Manel la observaba nervioso.
—Bueno qué: ¿me vas a acompañar?
—¿A qué hora?
—Tarde. Tiene que ser tarde, cuando mis padres estén durmiendo y Julia se haya ido.
—Pues vamos rápido que Julia tiene que estar al llegar, si es que no está ya en tu casa.
Ahora cómo justificaba ella ante el comisario y ante el jefe de grupo la detención que se disponía a hacer, junto a un policía de baja y sin que nadie se lo hubiera ordenado; y lo que era peor, sin que nadie en la Brigada lo supiera. ¿Y si llamaba a Diego? No, no. No podía hacerlo, Diego se negaría, como debía de haber hecho ella, pero en el fondo tenía que reconocer que le atraía la idea. Ya pensaría algo, ahora lo más importante era cuidar de Manel, de que no le pasase nada y detener a Gabi. Las explicaciones vendrían más tarde, a lo mejor Vázquez le echaba una mano, pero para eso debía llevarle al batería esposado.
Esperaba dentro de su 4L la llegada de Manel; habían quedado a las dos de la madrugada. Pasaban diez minutos y continuaba sin aparecer.
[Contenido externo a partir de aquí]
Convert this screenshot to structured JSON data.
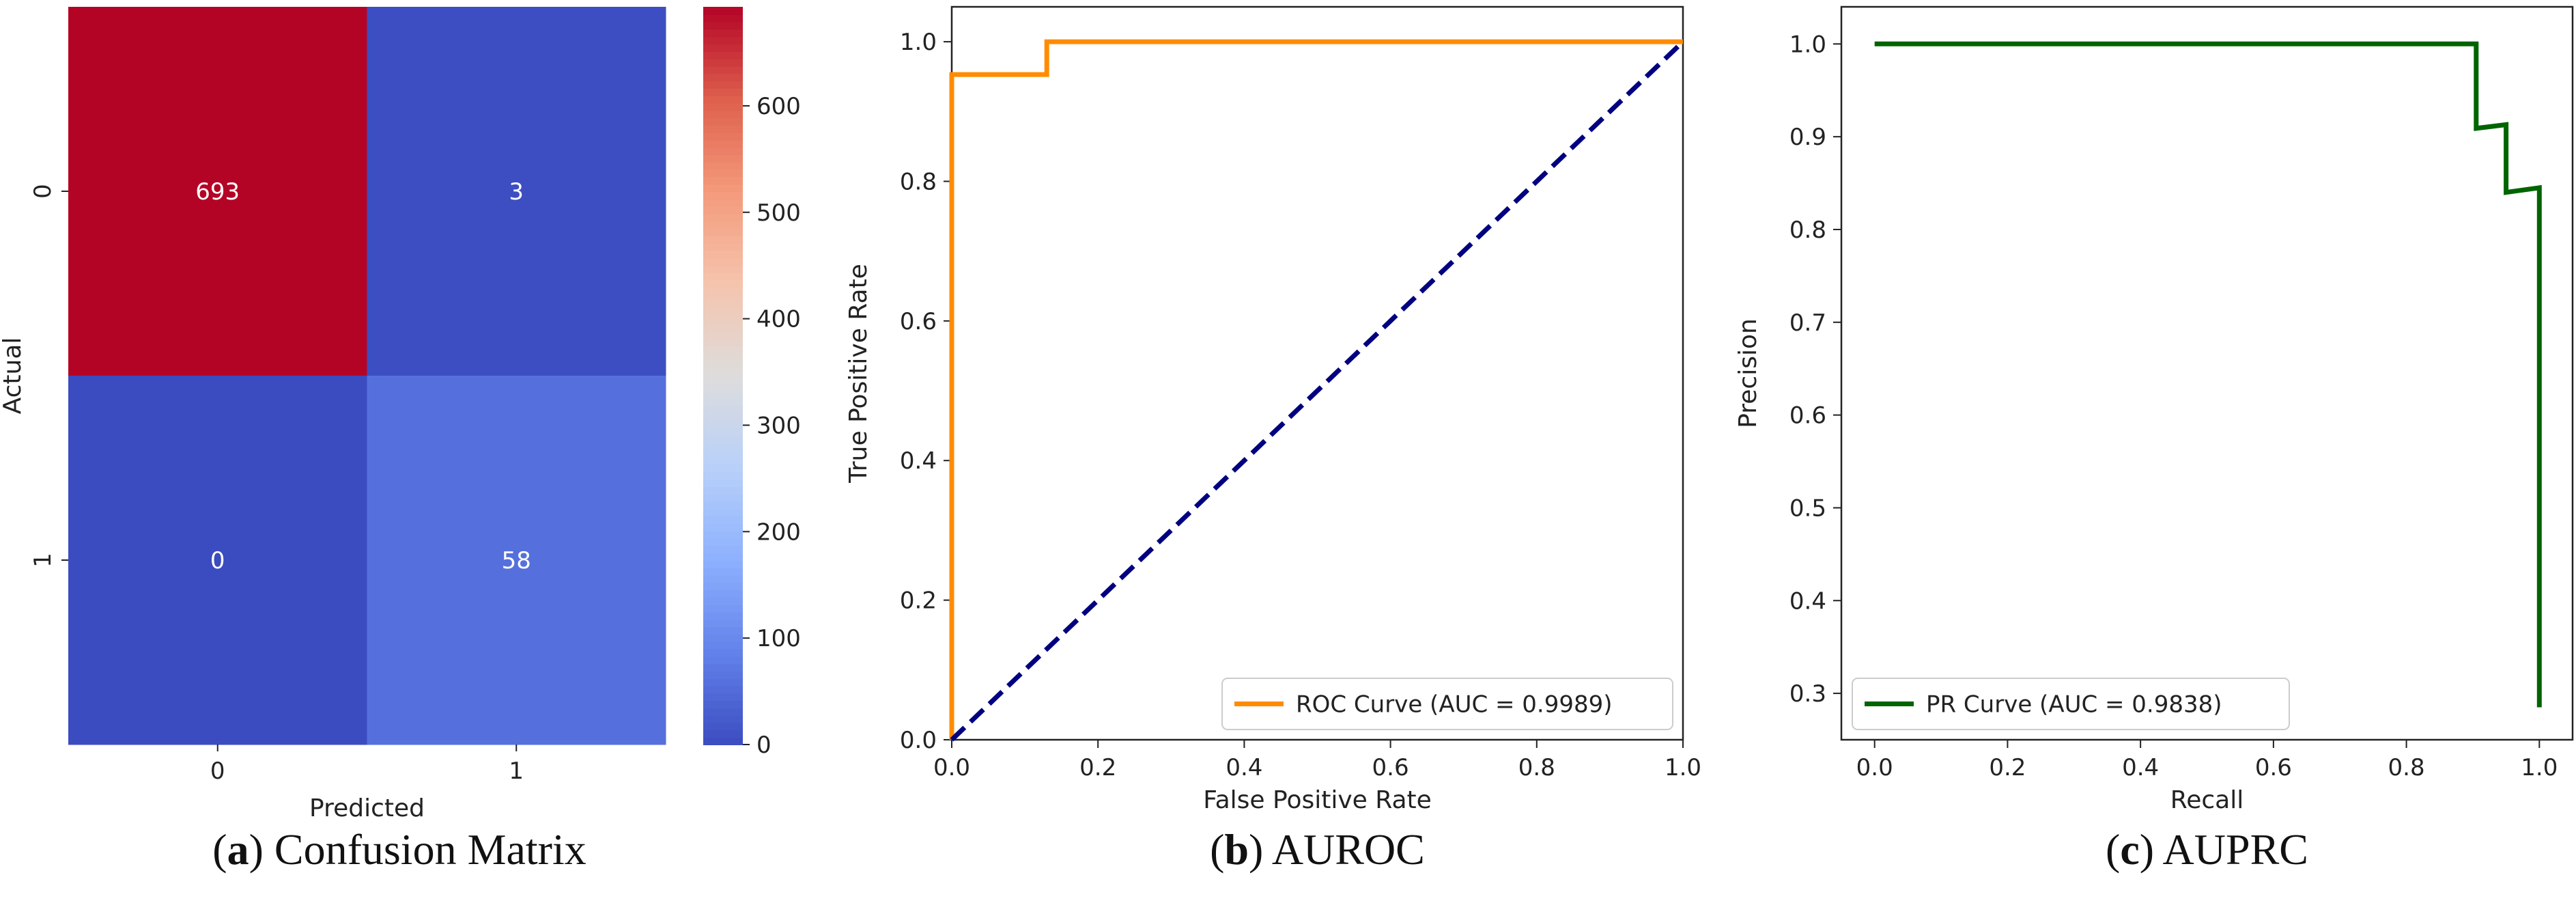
{
  "chart_data": [
    {
      "type": "heatmap",
      "caption": {
        "open": "(",
        "letter": "a",
        "close": ")",
        "text": " Confusion Matrix"
      },
      "x_categories": [
        "0",
        "1"
      ],
      "y_categories": [
        "0",
        "1"
      ],
      "values": [
        [
          693,
          3
        ],
        [
          0,
          58
        ]
      ],
      "xlabel": "Predicted",
      "ylabel": "Actual",
      "colormap": "coolwarm",
      "colorbar": {
        "min": 0,
        "max": 693,
        "ticks": [
          0,
          100,
          200,
          300,
          400,
          500,
          600
        ]
      },
      "colors": {
        "low": "#3b4cc0",
        "mid": "#dddddd",
        "high": "#b40426"
      }
    },
    {
      "type": "line",
      "caption": {
        "open": "(",
        "letter": "b",
        "close": ")",
        "text": " AUROC"
      },
      "xlabel": "False Positive Rate",
      "ylabel": "True Positive Rate",
      "xlim": [
        0.0,
        1.0
      ],
      "ylim": [
        0.0,
        1.05
      ],
      "xticks": [
        "0.0",
        "0.2",
        "0.4",
        "0.6",
        "0.8",
        "1.0"
      ],
      "yticks": [
        "0.0",
        "0.2",
        "0.4",
        "0.6",
        "0.8",
        "1.0"
      ],
      "legend_position": "lower-right",
      "series": [
        {
          "name": "ROC Curve (AUC = 0.9989)",
          "color": "#ff8c00",
          "style": "solid",
          "x": [
            0.0,
            0.0,
            0.13,
            0.13,
            1.0
          ],
          "y": [
            0.0,
            0.953,
            0.953,
            1.0,
            1.0
          ]
        },
        {
          "color": "#000080",
          "style": "dashed",
          "x": [
            0.0,
            1.0
          ],
          "y": [
            0.0,
            1.0
          ]
        }
      ]
    },
    {
      "type": "line",
      "caption": {
        "open": "(",
        "letter": "c",
        "close": ")",
        "text": " AUPRC"
      },
      "xlabel": "Recall",
      "ylabel": "Precision",
      "xlim": [
        -0.05,
        1.05
      ],
      "ylim": [
        0.25,
        1.04
      ],
      "xticks": [
        "0.0",
        "0.2",
        "0.4",
        "0.6",
        "0.8",
        "1.0"
      ],
      "yticks": [
        "0.3",
        "0.4",
        "0.5",
        "0.6",
        "0.7",
        "0.8",
        "0.9",
        "1.0"
      ],
      "legend_position": "lower-left",
      "series": [
        {
          "name": "PR Curve (AUC = 0.9838)",
          "color": "#006400",
          "style": "solid",
          "x": [
            0.0,
            0.905,
            0.905,
            0.95,
            0.95,
            1.0,
            1.0
          ],
          "y": [
            1.0,
            1.0,
            0.909,
            0.913,
            0.84,
            0.845,
            0.285
          ]
        }
      ]
    }
  ]
}
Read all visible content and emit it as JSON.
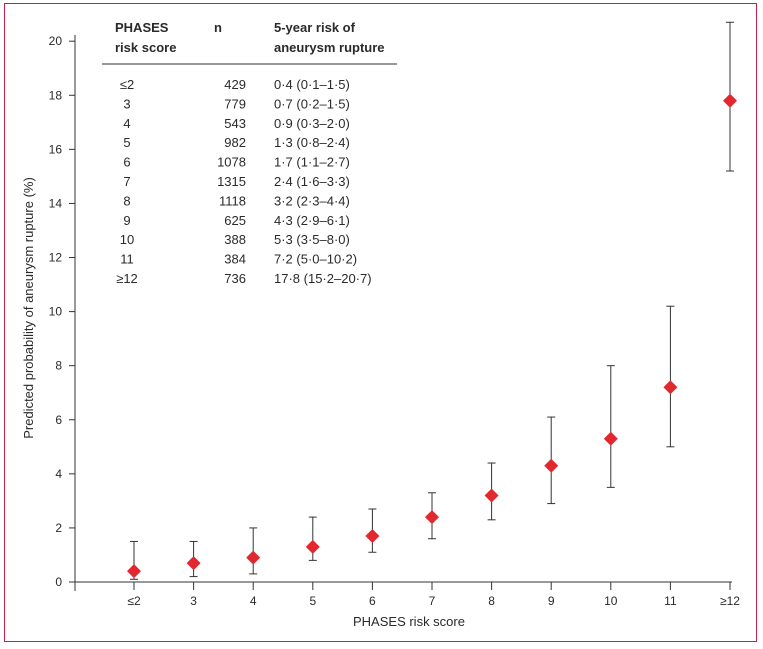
{
  "chart_data": {
    "type": "scatter",
    "xlabel": "PHASES risk score",
    "ylabel": "Predicted probability of aneurysm rupture (%)",
    "ylim": [
      0,
      20
    ],
    "yticks": [
      "0",
      "2",
      "4",
      "6",
      "8",
      "10",
      "12",
      "14",
      "16",
      "18",
      "20"
    ],
    "categories": [
      "≤2",
      "3",
      "4",
      "5",
      "6",
      "7",
      "8",
      "9",
      "10",
      "11",
      "≥12"
    ],
    "series": [
      {
        "values": [
          0.4,
          0.7,
          0.9,
          1.3,
          1.7,
          2.4,
          3.2,
          4.3,
          5.3,
          7.2,
          17.8
        ],
        "lower": [
          0.1,
          0.2,
          0.3,
          0.8,
          1.1,
          1.6,
          2.3,
          2.9,
          3.5,
          5.0,
          15.2
        ],
        "upper": [
          1.5,
          1.5,
          2.0,
          2.4,
          2.7,
          3.3,
          4.4,
          6.1,
          8.0,
          10.2,
          20.7
        ],
        "color": "#e0282e"
      }
    ],
    "grid": false,
    "legend": "none"
  },
  "table": {
    "headers": {
      "col1_line1": "PHASES",
      "col1_line2": "risk score",
      "col2": "n",
      "col3_line1": "5-year risk of",
      "col3_line2": "aneurysm rupture"
    },
    "rows": [
      {
        "score": "≤2",
        "n": "429",
        "risk": "0·4 (0·1–1·5)"
      },
      {
        "score": "3",
        "n": "779",
        "risk": "0·7 (0·2–1·5)"
      },
      {
        "score": "4",
        "n": "543",
        "risk": "0·9 (0·3–2·0)"
      },
      {
        "score": "5",
        "n": "982",
        "risk": "1·3 (0·8–2·4)"
      },
      {
        "score": "6",
        "n": "1078",
        "risk": "1·7 (1·1–2·7)"
      },
      {
        "score": "7",
        "n": "1315",
        "risk": "2·4 (1·6–3·3)"
      },
      {
        "score": "8",
        "n": "1118",
        "risk": "3·2 (2·3–4·4)"
      },
      {
        "score": "9",
        "n": "625",
        "risk": "4·3 (2·9–6·1)"
      },
      {
        "score": "10",
        "n": "388",
        "risk": "5·3 (3·5–8·0)"
      },
      {
        "score": "11",
        "n": "384",
        "risk": "7·2 (5·0–10·2)"
      },
      {
        "score": "≥12",
        "n": "736",
        "risk": "17·8 (15·2–20·7)"
      }
    ]
  },
  "colors": {
    "frame": "#c8204a",
    "marker": "#e0282e",
    "text": "#2a2a2a"
  }
}
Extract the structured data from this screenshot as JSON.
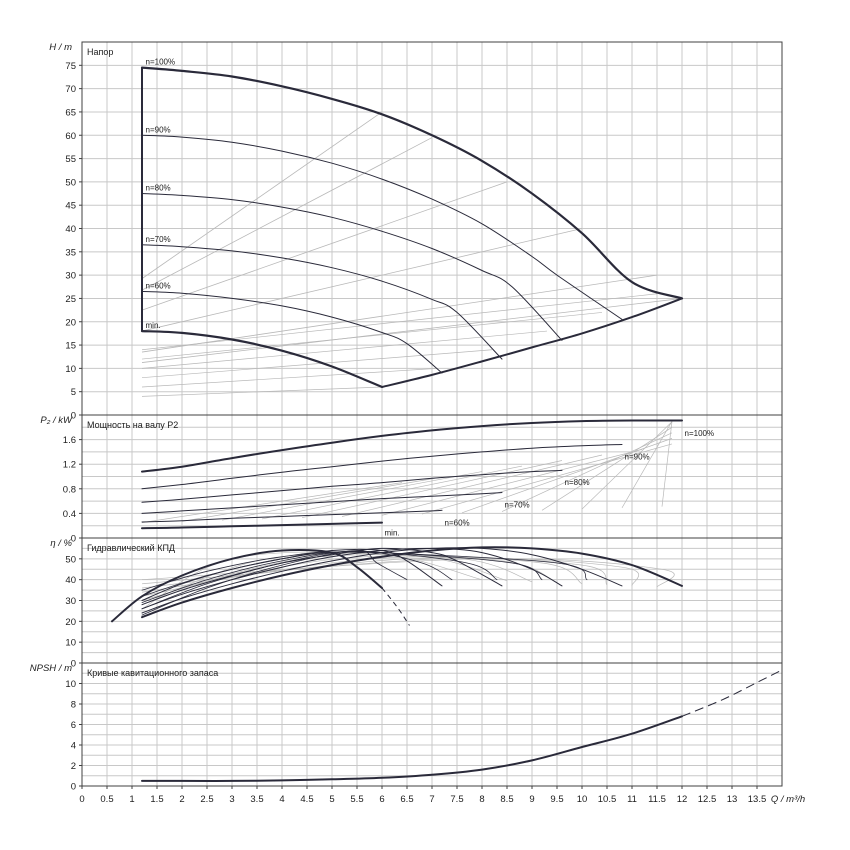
{
  "colors": {
    "background": "#ffffff",
    "grid": "#c8c8c8",
    "frame": "#404040",
    "curve": "#2a2a3a",
    "helper": "#b8b8b8"
  },
  "x_axis": {
    "label": "Q / m³/h",
    "ticks": [
      "0",
      "0.5",
      "1",
      "1.5",
      "2",
      "2.5",
      "3",
      "3.5",
      "4",
      "4.5",
      "5",
      "5.5",
      "6",
      "6.5",
      "7",
      "7.5",
      "8",
      "8.5",
      "9",
      "9.5",
      "10",
      "10.5",
      "11",
      "11.5",
      "12",
      "12.5",
      "13",
      "13.5"
    ]
  },
  "chart_data": [
    {
      "type": "line",
      "title": "Напор",
      "ylabel": "H / m",
      "xlim": [
        0,
        14
      ],
      "ylim": [
        0,
        80
      ],
      "ytick_labels": [
        "0",
        "5",
        "10",
        "15",
        "20",
        "25",
        "30",
        "35",
        "40",
        "45",
        "50",
        "55",
        "60",
        "65",
        "70",
        "75"
      ],
      "yticks": [
        0,
        5,
        10,
        15,
        20,
        25,
        30,
        35,
        40,
        45,
        50,
        55,
        60,
        65,
        70,
        75
      ],
      "series": [
        {
          "name": "n=100%",
          "x": [
            1.2,
            2,
            3,
            4,
            5,
            6,
            7,
            8,
            9,
            10,
            11,
            12
          ],
          "y": [
            74.5,
            73.8,
            72.6,
            70.5,
            67.8,
            64.5,
            60,
            54.5,
            47.5,
            39,
            28.5,
            25
          ]
        },
        {
          "name": "n=90%",
          "x": [
            1.2,
            2,
            3,
            4,
            5,
            6,
            7,
            8,
            9,
            9.5,
            10.8
          ],
          "y": [
            60,
            59.6,
            58.5,
            56.6,
            54,
            50.6,
            46.3,
            41,
            34,
            30,
            20.5
          ]
        },
        {
          "name": "n=80%",
          "x": [
            1.2,
            2,
            3,
            4,
            5,
            6,
            7,
            8,
            8.6,
            9.6
          ],
          "y": [
            47.5,
            47.1,
            46.2,
            44.6,
            42.4,
            39.4,
            35.7,
            31,
            27.5,
            16
          ]
        },
        {
          "name": "n=70%",
          "x": [
            1.2,
            2,
            3,
            4,
            5,
            6,
            7,
            7.5,
            8.4
          ],
          "y": [
            36.5,
            36.1,
            35.2,
            33.7,
            31.6,
            28.7,
            24.8,
            22,
            12
          ]
        },
        {
          "name": "n=60%",
          "x": [
            1.2,
            2,
            3,
            4,
            5,
            6,
            6.5,
            7.2
          ],
          "y": [
            26.5,
            26.1,
            25,
            23.4,
            21,
            17.7,
            15.3,
            9
          ]
        },
        {
          "name": "min.",
          "x": [
            1.2,
            2,
            3,
            4,
            5,
            6
          ],
          "y": [
            18,
            17.6,
            16.2,
            13.8,
            10.4,
            6
          ]
        }
      ],
      "annotations": [
        "n=100%",
        "n=90%",
        "n=80%",
        "n=70%",
        "n=60%",
        "min."
      ]
    },
    {
      "type": "line",
      "title": "Мощность на валу P2",
      "ylabel": "P₂ / kW",
      "xlim": [
        0,
        14
      ],
      "ylim": [
        0,
        2
      ],
      "ytick_labels": [
        "0",
        "0.4",
        "0.8",
        "1.2",
        "1.6"
      ],
      "yticks": [
        0,
        0.2,
        0.4,
        0.6,
        0.8,
        1,
        1.2,
        1.4,
        1.6,
        1.8
      ],
      "series": [
        {
          "name": "n=100%",
          "x": [
            1.2,
            2,
            3,
            4,
            5,
            6,
            7,
            8,
            9,
            10,
            11,
            12
          ],
          "y": [
            1.08,
            1.16,
            1.3,
            1.43,
            1.55,
            1.66,
            1.75,
            1.82,
            1.87,
            1.9,
            1.91,
            1.91
          ]
        },
        {
          "name": "n=90%",
          "x": [
            1.2,
            2,
            3,
            4,
            5,
            6,
            7,
            8,
            9,
            10,
            10.8
          ],
          "y": [
            0.8,
            0.87,
            0.97,
            1.07,
            1.16,
            1.25,
            1.33,
            1.4,
            1.46,
            1.5,
            1.52
          ]
        },
        {
          "name": "n=80%",
          "x": [
            1.2,
            2,
            3,
            4,
            5,
            6,
            7,
            8,
            9,
            9.6
          ],
          "y": [
            0.58,
            0.63,
            0.7,
            0.77,
            0.84,
            0.9,
            0.97,
            1.03,
            1.08,
            1.1
          ]
        },
        {
          "name": "n=70%",
          "x": [
            1.2,
            2,
            3,
            4,
            5,
            6,
            7,
            8,
            8.4
          ],
          "y": [
            0.4,
            0.44,
            0.49,
            0.54,
            0.59,
            0.64,
            0.68,
            0.72,
            0.74
          ]
        },
        {
          "name": "n=60%",
          "x": [
            1.2,
            2,
            3,
            4,
            5,
            6,
            7,
            7.2
          ],
          "y": [
            0.26,
            0.28,
            0.32,
            0.35,
            0.38,
            0.41,
            0.44,
            0.45
          ]
        },
        {
          "name": "min.",
          "x": [
            1.2,
            2,
            3,
            4,
            5,
            6
          ],
          "y": [
            0.16,
            0.17,
            0.19,
            0.21,
            0.23,
            0.25
          ]
        }
      ],
      "annotations": [
        "n=100%",
        "n=90%",
        "n=80%",
        "n=70%",
        "n=60%",
        "min."
      ]
    },
    {
      "type": "line",
      "title": "Гидравлический КПД",
      "ylabel": "η / %",
      "xlim": [
        0,
        14
      ],
      "ylim": [
        0,
        60
      ],
      "ytick_labels": [
        "0",
        "10",
        "20",
        "30",
        "40",
        "50"
      ],
      "yticks": [
        0,
        5,
        10,
        15,
        20,
        25,
        30,
        35,
        40,
        45,
        50,
        55
      ],
      "series": [
        {
          "name": "n=100%",
          "x": [
            1.2,
            2,
            3,
            4,
            5,
            6,
            7,
            8,
            9,
            10,
            11,
            12
          ],
          "y": [
            22,
            29,
            36,
            42,
            47,
            51,
            54,
            55.5,
            55,
            52.5,
            47,
            37
          ]
        },
        {
          "name": "n=90%",
          "x": [
            1.2,
            2,
            3,
            4,
            5,
            6,
            7,
            8,
            9,
            10,
            10.8
          ],
          "y": [
            24,
            31,
            38,
            44,
            49,
            53,
            55,
            55,
            52,
            45,
            37
          ]
        },
        {
          "name": "n=80%",
          "x": [
            1.2,
            2,
            3,
            4,
            5,
            6,
            7,
            8,
            9,
            9.6
          ],
          "y": [
            26,
            33,
            40,
            46,
            51,
            54,
            55,
            53,
            45,
            37
          ]
        },
        {
          "name": "n=70%",
          "x": [
            1.2,
            2,
            3,
            4,
            5,
            6,
            7,
            7.5,
            8.4
          ],
          "y": [
            28,
            35,
            42,
            48,
            52,
            55,
            53,
            49,
            37
          ]
        },
        {
          "name": "n=60%",
          "x": [
            1.2,
            2,
            3,
            4,
            5,
            6,
            6.5,
            7.2
          ],
          "y": [
            30,
            38,
            45,
            50,
            54,
            54,
            49,
            37
          ]
        },
        {
          "name": "min.",
          "x": [
            0.6,
            1.2,
            2,
            3,
            4,
            5,
            5.5,
            6
          ],
          "y": [
            20,
            32,
            42,
            50,
            54,
            53,
            46,
            36
          ]
        }
      ]
    },
    {
      "type": "line",
      "title": "Кривые кавитационного запаса",
      "ylabel": "NPSH / m",
      "xlim": [
        0,
        14
      ],
      "ylim": [
        0,
        12
      ],
      "ytick_labels": [
        "0",
        "2",
        "4",
        "6",
        "8",
        "10"
      ],
      "yticks": [
        0,
        1,
        2,
        3,
        4,
        5,
        6,
        7,
        8,
        9,
        10,
        11
      ],
      "series": [
        {
          "name": "NPSH",
          "x": [
            1.2,
            2,
            3,
            4,
            5,
            6,
            7,
            8,
            9,
            10,
            11,
            12
          ],
          "y": [
            0.5,
            0.5,
            0.5,
            0.55,
            0.65,
            0.8,
            1.1,
            1.6,
            2.5,
            3.8,
            5.1,
            6.8
          ]
        }
      ]
    }
  ]
}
Lo vio venir corriendo vestido con su habitual chaquetón, sus inseparables pantalones de pana con las botas de piel vuelta y una bufanda anudada al cuello, que se quitó en cuanto subió al asiento del copiloto.
—Una cosa no quita la otra, no puedo exponerme a pasar frío, no vaya a ser que me metan de nuevo en el hospital —dijo como si se disculpase por llevar bufanda.
—¿Adónde vamos?
—A casa de Gabi. ¿No te lo has imaginado? Es en el único sitio donde nadie lo buscará. Ya sabes que en la policía no tenemos mucha imaginación.
—¡Joder, claro! —exclamó Candela—. Tenía que haberlo pensado…
—Venga, vamos.
—¿Has cogido el silenciador?
—Sí. ¿Estás seguro de que es la mejor manera de abrir la puerta? ¿No podemos intentarlo con ganzúas?
—¿Y que oiga el ruido y nos espere? Ni hablar.
—Pero también oirá el disparo por mucho silenciador que llevemos.